Security and transparency
Cryptocurrency operates on a super-secure and transparent blockchain system. It can lend those qualities to finance dealings. Companies can set up accurate and real-time revenue sharing with programmable money.
It also means that a company’s cash flow is impenetrable to fraudsters, embezzlement and reconciliation errors. The speed of crypto transactions is also an added advantage. It could ease the burdens of end-of-fiscal period reporting.
Risks and approaches
Cryptocurrencies are extremely volatile and holding them as assets pose huge business risks. When the crypto coin value goes up, investors take in huge gains but when it falls, the losses are devastating as well. The digital assets of businesses could become extremely devalued and leave the finance team with difficult liquidity and cash flow problems.
CFOs are still grappling with this particular feature of cryptocurrencies. Two approaches have been observed generally; the offensive or hands-on approach and the defensive or hands-off approach.
The offensive approach
Some CFOs and controllers are positioning their companies at the forefront of the crypto revolution. They hold crypto on their balance sheet and may reap significant benefits. But quite a few risks and technical issues arise with the adoption of cryptocurrency in operations and treasury functions.

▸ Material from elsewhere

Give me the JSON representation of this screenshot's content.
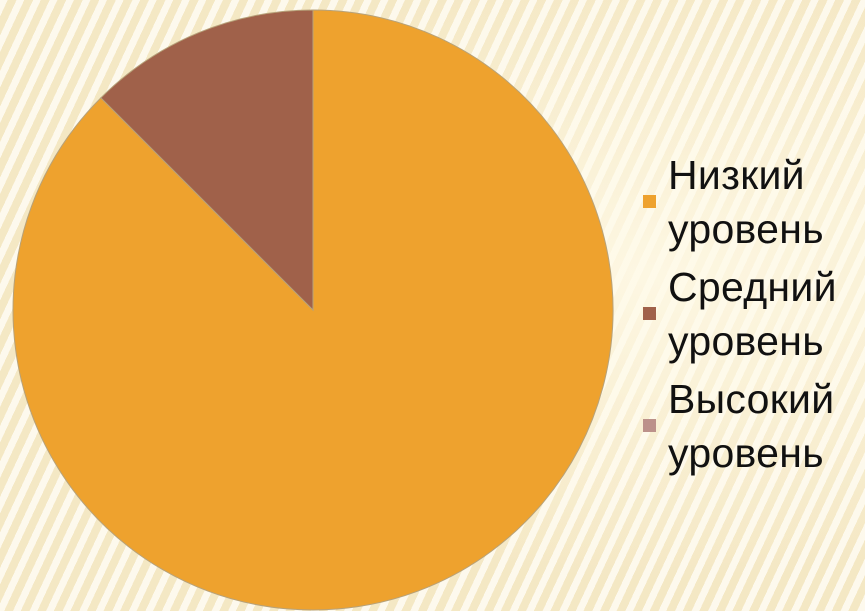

They will have to create a cryptocurrency optimized account and finance system and may work with a third party to do so. This new system will address issues like tax and accounting, money laundering prevention, and crypto value loss.
The defensive approach
Other more reserved finance leaders are dipping carefully into the crypto economy. They accept and payout cryptocurrencies, converting crypto to fiat and vice versa. That way they keep cryptocurrencies off their books.
The company still attracts new customers and doesn’t lose if a major business partner goes pro-Bitcoin. Companies adopting this hands-off approach typically rely on third-party vendors. They usually do not need to make big changes to their finance and accounting systems.
Finance organizations are not very popular for flexibility, however in a world that’s changing so fast, moving with the times is key. The right approach to adopting cryptocurrencies would depend on factors like business goals, costs and benefits. Of course, government policies are an important consideration as well.